Я постоял, поднял пучок васильков и вышел из рощи в поле. Солнце стояло низко на бледно-ясном небе, лучи его тоже как будто поблекли и похолодели: они не сияли, они разливались ровным, почти водянистым светом. До вечера оставалось не более получаса, а заря едва-едва зажигалась. Порывистый ветер быстро мчался мне навстречу через желтое, высохшее жнивье; торопливо вздымаясь перед ним, стремились мимо, через дорогу, вдоль опушки, маленькие, покоробленные листья; сторона рощи, обращенная стеною в поле, вся дрожала и сверкала мелким сверканьем, четко, но не ярко; на красноватой траве, на былинках, на соломинках — всюду блестели и волновались бесчисленные нити осенних паутин. Я остановился… Мне стало грустно; сквозь невеселую, хотя свежую улыбку увядающей природы, казалось, прокрадывался унылый страх недалекой зимы. Высоко надо мной, тяжело и резко рассекая воздух крылами, пролетел осторожный ворон, повернул голову, посмотрел на меня сбоку, взмыл и, отрывисто каркая, скрылся за лесом; большое стадо голубей резво пронеслось с гумна и, внезапно закружившись столбом, хлопотливо расселось по полю — признак осени! Кто-то проехал за обнаженным холмом, громко стуча пустой телегой…

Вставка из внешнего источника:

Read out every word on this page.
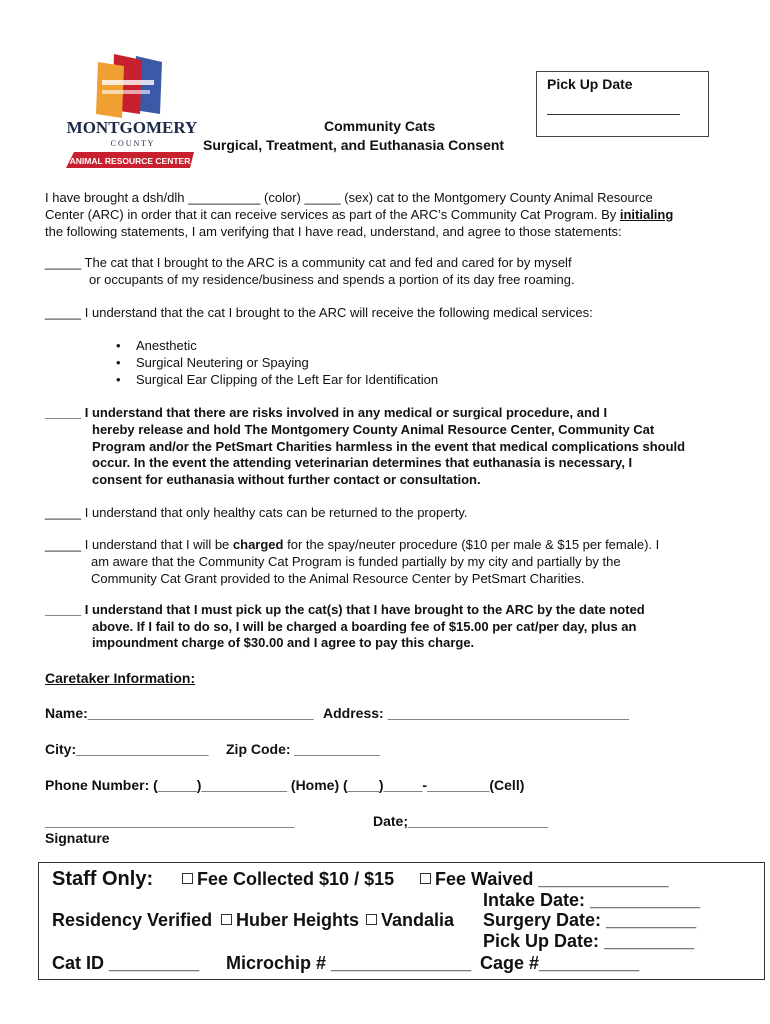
MONTGOMERY
C O U N T Y
ANIMAL RESOURCE CENTER
Pick Up Date
Community Cats
Surgical, Treatment, and Euthanasia Consent
I have brought a dsh/dlh __________ (color) _____ (sex) cat to the Montgomery County Animal Resource
Center (ARC) in order that it can receive services as part of the ARC’s Community Cat Program. By initialing
the following statements, I am verifying that I have read, understand, and agree to those statements:
_____ The cat that I brought to the ARC is a community cat and fed and cared for by myself
or occupants of my residence/business and spends a portion of its day free roaming.
_____ I understand that the cat I brought to the ARC will receive the following medical services:
• Anesthetic
• Surgical Neutering or Spaying
• Surgical Ear Clipping of the Left Ear for Identification
_____ I understand that there are risks involved in any medical or surgical procedure, and I
hereby release and hold The Montgomery County Animal Resource Center, Community Cat
Program and/or the PetSmart Charities harmless in the event that medical complications should
occur. In the event the attending veterinarian determines that euthanasia is necessary, I
consent for euthanasia without further contact or consultation.
_____ I understand that only healthy cats can be returned to the property.
_____ I understand that I will be charged for the spay/neuter procedure ($10 per male & $15 per female). I
am aware that the Community Cat Program is funded partially by my city and partially by the
Community Cat Grant provided to the Animal Resource Center by PetSmart Charities.
_____ I understand that I must pick up the cat(s) that I have brought to the ARC by the date noted
above. If I fail to do so, I will be charged a boarding fee of $15.00 per cat/per day, plus an
impoundment charge of $30.00 and I agree to pay this charge.
Caretaker Information:
Name:_____________________________ Address: _______________________________
City:_________________ Zip Code: ___________
Phone Number: (_____)___________ (Home) (____)_____-________(Cell)
________________________________	Date;__________________
Signature
Staff Only:	Fee Collected $10 / $15	Fee Waived _____________
Intake Date: ___________
Residency Verified	Huber Heights	Vandalia Surgery Date: _________
Pick Up Date: _________
Cat ID _________ Microchip # ______________ Cage #__________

Я вернулся домой; но образ бедной Акулины долго не выходил из моей головы, и васильки ее, давно увядшие, до сих пор хранятся у меня…
Гамлет Щигровского уезда
На одной из моих поездок получил я приглашение отобедать у богатого помещика и охотника, Александра Михайлыча Г***.* Его село находилось верстах в пяти от небольшой деревеньки, где я на ту пору поселился. Я надел фрак, без которого не советую никому выезжать даже на охоту, и отправился к Александру Михайлычу. Обед был назначен к шести часам; я приехал в пять и застал уже великое множество дворян в мундирах, в партикулярных платьях и других, менее определительных одеждах. Хозяин встретил меня ласково, но тотчас же побежал в официантскую. Он ожидал важного сановника и чувствовал некоторое волнение, вовсе несообразное с его независимым положением в свете и богатством. Александр Михайлыч никогда женатым не был и не любил женщин; общество у него собиралось холостое. Он жил на большую ногу, увеличил и отделал дедовские хоромы великолепно, выписывал ежегодно из Москвы тысяч на пятнадцать вина и вообще пользовался величайшим уважением. Александр Михайлыч давным-давно вышел в отставку и никаких почестей не добивался… Что же заставляло его напрашиваться на посещение сановного гостя и волноваться с самого утра в день торжественного обеда? Это остается покрыто мраком неизвестности, как говаривал один мой знакомый стряпчий, когда его спрашивали: берет ли он взятки с доброхотных дателей?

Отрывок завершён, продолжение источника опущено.